On December 5, Badi al-Kheon, Mayor of the al-Jibayish district, confirmed that 135 families were displaced due to drought and poor water resources in Dhi Qar. The mayor stressed that the Ministry of Water Resources is responsible for the water crisis, “poor water management by the ministry was one of the main reasons to aggravate the suffering of the population of the marshes.” al-Kheon is calling on the Moqtada al-Sadr to put pressure on Minister of Water Resources Mohsen al-Shammari to help the province.

On December 4, the Municipal Council in Khanaqin stated that it is addressing 90% of the repercussions of the IDP crisis, without government support. President of the Council of Khanaqin Samir Mohammed Noor confirmed, “the number of displaced people in the judiciary exceeded 50% of the number of indigenous people.” Khanaqin has received tens of thousands of displaced people after the June events in Diyala.

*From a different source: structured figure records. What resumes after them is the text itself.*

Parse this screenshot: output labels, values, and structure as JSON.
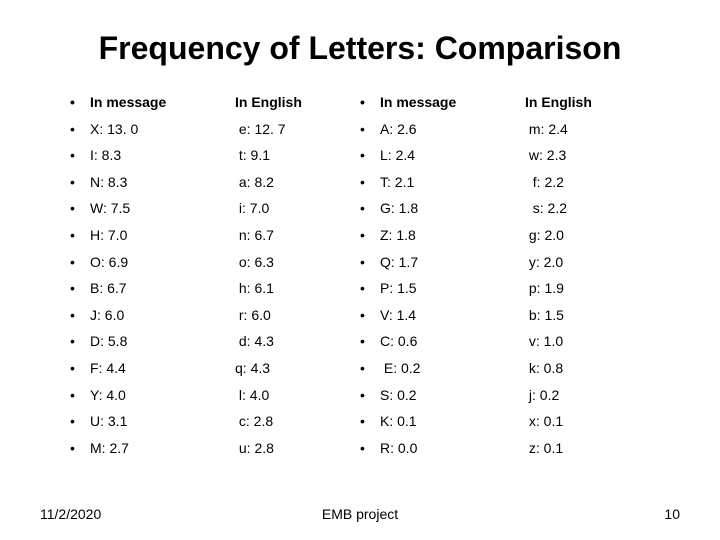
{
  "title": "Frequency of Letters: Comparison",
  "headers": {
    "message": "In message",
    "english": "In English"
  },
  "left": {
    "message": [
      "X: 13. 0",
      "I: 8.3",
      "N: 8.3",
      "W: 7.5",
      "H: 7.0",
      "O: 6.9",
      "B: 6.7",
      "J: 6.0",
      "D: 5.8",
      "F: 4.4",
      "Y: 4.0",
      "U: 3.1",
      "M: 2.7"
    ],
    "english": [
      " e: 12. 7",
      " t: 9.1",
      " a: 8.2",
      " i: 7.0",
      " n: 6.7",
      " o: 6.3",
      " h: 6.1",
      " r: 6.0",
      " d: 4.3",
      "q: 4.3",
      " l: 4.0",
      " c: 2.8",
      " u: 2.8"
    ]
  },
  "right": {
    "message": [
      "A: 2.6",
      "L: 2.4",
      "T: 2.1",
      "G: 1.8",
      "Z: 1.8",
      "Q: 1.7",
      "P: 1.5",
      "V: 1.4",
      "C: 0.6",
      " E: 0.2",
      "S: 0.2",
      "K: 0.1",
      "R: 0.0"
    ],
    "english": [
      " m: 2.4",
      " w: 2.3",
      "  f: 2.2",
      "  s: 2.2",
      " g: 2.0",
      " y: 2.0",
      " p: 1.9",
      " b: 1.5",
      " v: 1.0",
      " k: 0.8",
      " j: 0.2",
      " x: 0.1",
      " z: 0.1"
    ]
  },
  "footer": {
    "date": "11/2/2020",
    "center": "EMB project",
    "page": "10"
  },
  "style": {
    "title_fontsize": 32,
    "body_fontsize": 14,
    "bg": "#ffffff",
    "fg": "#000000"
  }
}
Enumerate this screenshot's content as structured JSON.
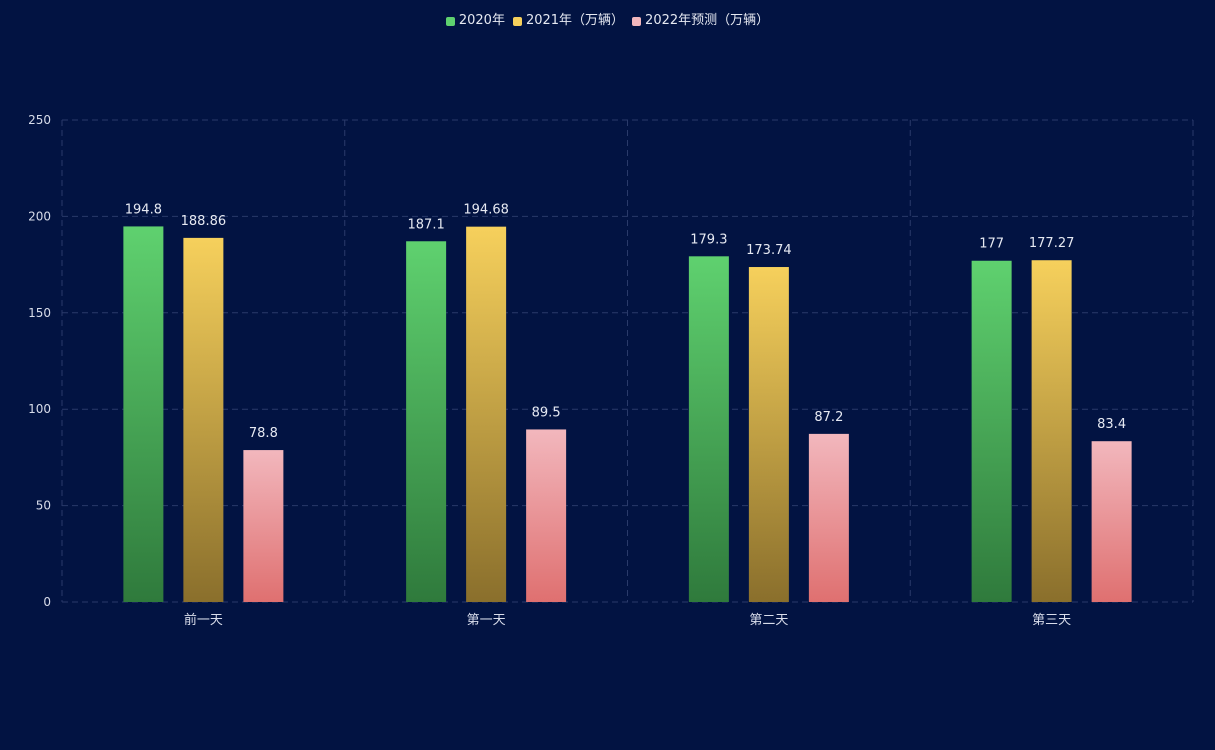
{
  "chart_data": {
    "type": "bar",
    "title": "",
    "xlabel": "",
    "ylabel": "",
    "ylim": [
      0,
      250
    ],
    "yticks": [
      0,
      50,
      100,
      150,
      200,
      250
    ],
    "grid": true,
    "legend_position": "top-center",
    "categories": [
      "前一天",
      "第一天",
      "第二天",
      "第三天"
    ],
    "series": [
      {
        "name": "2020年",
        "values": [
          194.8,
          187.1,
          179.3,
          177
        ],
        "labels": [
          "194.8",
          "187.1",
          "179.3",
          "177"
        ],
        "color_top": "#5fd16f",
        "color_bottom": "#2f7a3c"
      },
      {
        "name": "2021年（万辆）",
        "values": [
          188.86,
          194.68,
          173.74,
          177.27
        ],
        "labels": [
          "188.86",
          "194.68",
          "173.74",
          "177.27"
        ],
        "color_top": "#f6d05c",
        "color_bottom": "#8a6f2c"
      },
      {
        "name": "2022年预测（万辆）",
        "values": [
          78.8,
          89.5,
          87.2,
          83.4
        ],
        "labels": [
          "78.8",
          "89.5",
          "87.2",
          "83.4"
        ],
        "color_top": "#f2b7bd",
        "color_bottom": "#df7070"
      }
    ]
  },
  "colors": {
    "background": "#021342",
    "grid": "#2a3a6a",
    "text": "#e6e9f2",
    "axis_text": "#d8dcea"
  }
}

On December 5, Member of Parliament Khaled Mafraji stated that the Ministry of Migration and Displacement will “allocate part of [its] budget to the University of Kirkuk” in support of displaced students.

The International Community Steps up Assistance Efforts

On December 7, German Foreign Minister Frank-Walter Steinmeier, during a joint conference between him and Minister of Foreign Affairs Ibrahim al-Jaafari, stated that the German Parliament has decided to give 70 million euros of humanitarian aid to the areas cleared of ISIS, “in addition to its assistance through the United Nations.” The German parliament has also agreed to train and arm security forces in northern Iraq, ”provide fuel jets to help in the aerial campaign, and protect French aircraft carrier stationed in the Mediterranean.”

On December 8, Lise Grande, Humanitarian Coordinator in Iraq for the United Nations Development Programme (UNDP) announced that Sweden is providing 4 million dollars of humanitarian aid to the areas cleared of ISIS “to improve the conditions and the normalization of life.”

On December 8, the Iraq Mission of the International Organization of Migration (IOM) reported the distribution of 17,000 barrels of fuel (200 litres of fuel/barrel) to Syrian refugees, displaced Iraqis, and other vulnerable host community families to use in kerosene heaters during the winter season. The project, funded by the Bureau of Population, Refugees, and Migration (PRM) in the US State Department, has distributed fuel to families in Dahuk, Erbil, and Sulaimania to-date. The project is scheduled to span from mid-November to mid-December.